LAS VEGAS (Reuters) - An Oregon woman accused of plowing her car into a crowd on the Las Vegas Strip, killing one person and injuring dozens of others, was charged with murder on Tuesday as investigators sought a reason for her actions.
Lakeisha N. Holloway, 24, who was arrested after the incident on Sunday, has been charged with murder with a deadly weapon in the death of a 32-year-old Arizona woman.
“This is a horrendous and inexcusable act that has needlessly and tragically impacted countless lives,” Clark County District Attorney Steve Wolfson said in a statement.
“I am confident that, as the investigation unfolds, we will be filing many more charges against Ms. Holloway,” he said.
Police said Holloway had been living in the car with her 3-year-old daughter. She has also been charged with child abuse or neglect, for having the child in the car during the incident, and with leaving the scene of a collision, according to the criminal complaint filed in Clark County court.
Las Vegas Metropolitan Police Sheriff Joe Lombardo said on Monday the incident did not appear to be a militant attack. U.S. law enforcement agencies have been on heightened alert since a married couple inspired by Islamic militants killed 14 people in San Bernardino, California, earlier this month.
Police said Holloway repeatedly drove onto the sidewalk, ramming pedestrians and street posts as bystanders pounded on her windows and tried to pull open her car door to stop her.
The incident occurred near Planet Hollywood, where the Miss Universe beauty pageant was being held.
Holloway was held without bail and scheduled to appear in court on Wednesday.
Officials said Holloway had been living in the car in Las Vegas for about a week and that she was driving with a suspended Oregon license.
After hitting the pedestrians, she drove about a mile on a flat tire, parked and asked a hotel employee to call police, then surrendered, according to the police report.

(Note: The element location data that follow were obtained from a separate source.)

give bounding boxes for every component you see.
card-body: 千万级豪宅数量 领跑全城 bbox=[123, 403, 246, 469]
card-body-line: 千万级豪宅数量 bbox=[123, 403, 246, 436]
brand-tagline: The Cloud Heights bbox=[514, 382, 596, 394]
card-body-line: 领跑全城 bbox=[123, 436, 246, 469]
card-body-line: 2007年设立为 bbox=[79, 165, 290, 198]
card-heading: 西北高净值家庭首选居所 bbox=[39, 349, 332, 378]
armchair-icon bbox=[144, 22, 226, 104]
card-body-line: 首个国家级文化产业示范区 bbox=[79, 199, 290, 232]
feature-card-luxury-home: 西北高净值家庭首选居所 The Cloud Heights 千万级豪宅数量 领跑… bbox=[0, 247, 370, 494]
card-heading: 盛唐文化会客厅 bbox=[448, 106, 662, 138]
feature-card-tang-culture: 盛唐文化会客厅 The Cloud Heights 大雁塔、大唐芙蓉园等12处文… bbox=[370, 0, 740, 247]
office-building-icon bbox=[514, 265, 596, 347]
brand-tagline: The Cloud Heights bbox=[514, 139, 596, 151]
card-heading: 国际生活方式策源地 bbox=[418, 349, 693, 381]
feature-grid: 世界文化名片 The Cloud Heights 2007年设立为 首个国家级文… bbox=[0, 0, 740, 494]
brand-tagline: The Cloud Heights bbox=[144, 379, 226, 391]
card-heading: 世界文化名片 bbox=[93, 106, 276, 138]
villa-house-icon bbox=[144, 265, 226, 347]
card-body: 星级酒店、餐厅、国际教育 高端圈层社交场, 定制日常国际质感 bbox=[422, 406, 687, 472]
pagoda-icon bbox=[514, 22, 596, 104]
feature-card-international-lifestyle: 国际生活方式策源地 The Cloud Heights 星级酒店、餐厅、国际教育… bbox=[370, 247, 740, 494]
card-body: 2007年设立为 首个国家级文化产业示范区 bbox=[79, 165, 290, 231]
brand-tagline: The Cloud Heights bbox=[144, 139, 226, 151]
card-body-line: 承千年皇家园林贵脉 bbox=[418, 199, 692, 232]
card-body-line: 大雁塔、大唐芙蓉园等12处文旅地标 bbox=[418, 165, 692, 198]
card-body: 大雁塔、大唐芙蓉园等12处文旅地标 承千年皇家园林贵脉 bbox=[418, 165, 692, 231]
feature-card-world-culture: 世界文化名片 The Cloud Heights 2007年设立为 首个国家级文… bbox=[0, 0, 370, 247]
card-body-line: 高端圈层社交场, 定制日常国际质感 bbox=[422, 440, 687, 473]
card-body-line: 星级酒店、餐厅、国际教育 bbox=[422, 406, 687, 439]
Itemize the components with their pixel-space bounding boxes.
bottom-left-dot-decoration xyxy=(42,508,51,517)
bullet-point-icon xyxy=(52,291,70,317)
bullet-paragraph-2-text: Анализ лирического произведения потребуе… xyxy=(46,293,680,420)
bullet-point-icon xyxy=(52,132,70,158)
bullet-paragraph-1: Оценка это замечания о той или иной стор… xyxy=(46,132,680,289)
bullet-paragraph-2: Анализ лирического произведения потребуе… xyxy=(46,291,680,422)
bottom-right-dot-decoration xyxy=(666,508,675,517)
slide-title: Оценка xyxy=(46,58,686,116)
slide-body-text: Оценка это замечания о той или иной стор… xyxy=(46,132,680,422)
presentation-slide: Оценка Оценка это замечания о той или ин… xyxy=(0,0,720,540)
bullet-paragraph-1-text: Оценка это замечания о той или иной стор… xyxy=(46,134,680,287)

Holloway told detectives that earlier on Sunday she had been trying to sleep inside her car, but became stressed when she kept getting run off by security guards.
Holloway’s cousin LaShay Hardaway told Las Vegas television station KSNV, “Our family is definitely praying for those victims.”

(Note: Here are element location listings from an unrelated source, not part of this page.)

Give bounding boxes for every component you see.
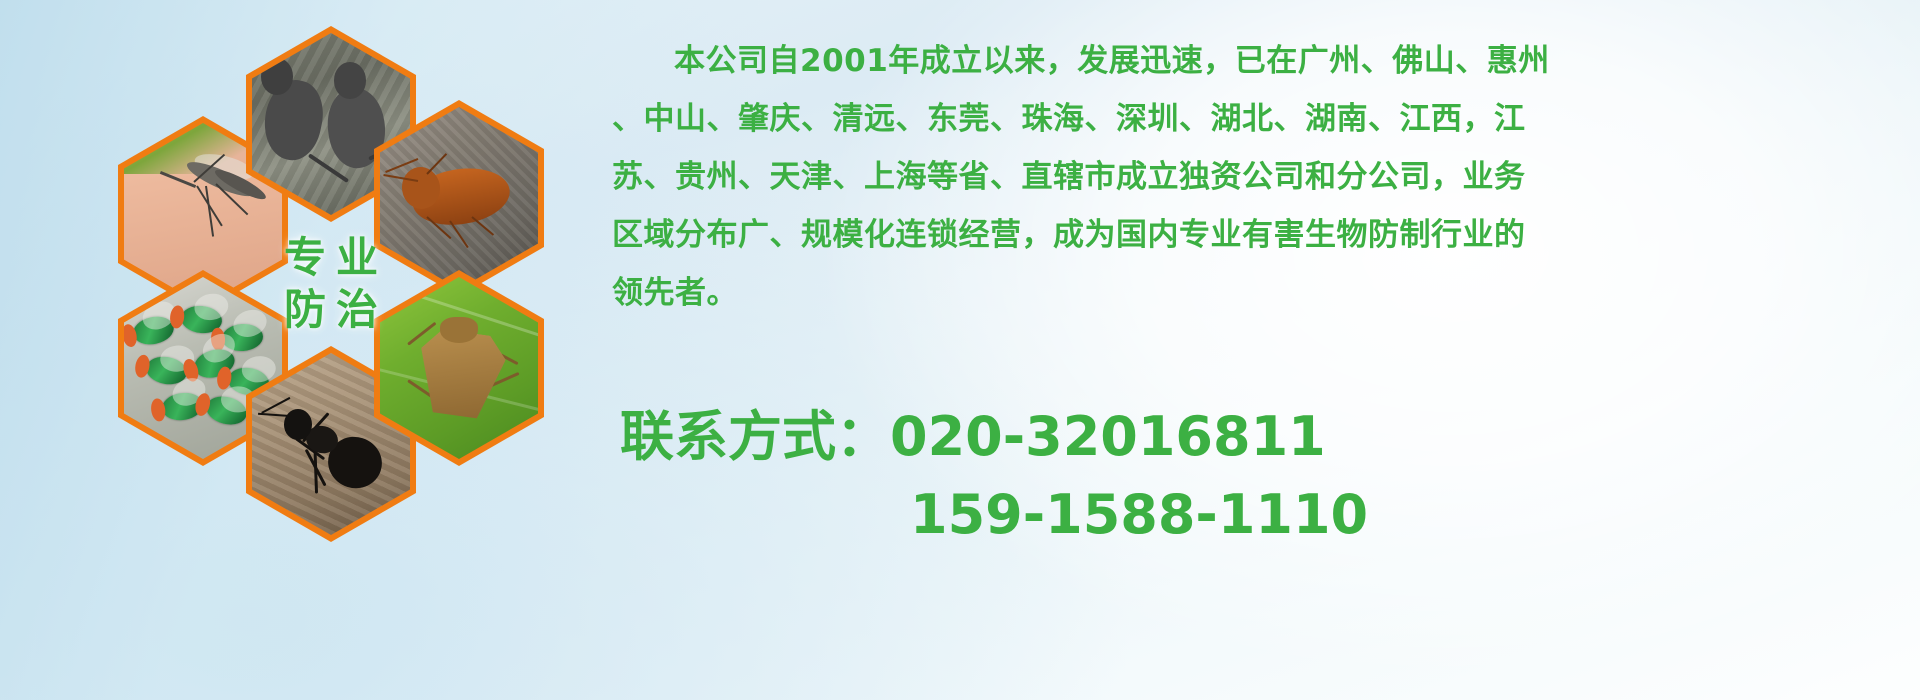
honeycomb-logo: 专业 防治 <box>88 8 588 568</box>
contact-phone-secondary[interactable]: 159-1588-1110 <box>620 476 1910 554</box>
description-line-2: 、中山、肇庆、清远、东莞、珠海、深圳、湖北、湖南、江西，江 <box>612 90 1892 148</box>
logo-slogan: 专业 防治 <box>246 186 416 382</box>
description-line-3: 苏、贵州、天津、上海等省、直辖市成立独资公司和分公司，业务 <box>612 148 1892 206</box>
company-description: 本公司自2001年成立以来，发展迅速，已在广州、佛山、惠州 、中山、肇庆、清远、… <box>612 32 1892 322</box>
logo-slogan-line2: 防治 <box>274 289 388 331</box>
logo-slogan-line1: 专业 <box>274 237 388 279</box>
contact-primary-row: 联系方式：020-32016811 <box>620 398 1910 476</box>
description-line-4: 区域分布广、规模化连锁经营，成为国内专业有害生物防制行业的 <box>612 206 1892 264</box>
contact-block: 联系方式：020-32016811 159-1588-1110 <box>620 398 1910 554</box>
description-line-1: 本公司自2001年成立以来，发展迅速，已在广州、佛山、惠州 <box>612 32 1892 90</box>
description-line-5: 领先者。 <box>612 264 1892 322</box>
contact-phone-primary[interactable]: 020-32016811 <box>890 405 1326 468</box>
promo-banner: 专业 防治 本公司自2001年成立以来，发展迅速，已在广州、佛山、惠州 、中山、… <box>0 0 1920 700</box>
contact-label: 联系方式： <box>620 405 890 468</box>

Holloway may have stopped in Las Vegas en route to Texas, where her daughter’s father lives, Sheriff Lombardo said. The couple may have had a falling out but it was unclear what might have “caused her to snap,” he said.
The Skanner, a community website in the Pacific Northwest, reported that in 2012, Holloway received an award from a Portland career-mentoring nonprofit for being a role model for high school students. The Portland Opportunities Industrialization Center issued a statement confirming that Holloway had taken part in a program for the center.
A U.S. Forest Service spokesman said she had worked part-time for the agency from 2009 to 2012 while attending community college.
Holloway and her mother were homeless during her freshman year in high school, according to The Skanner report.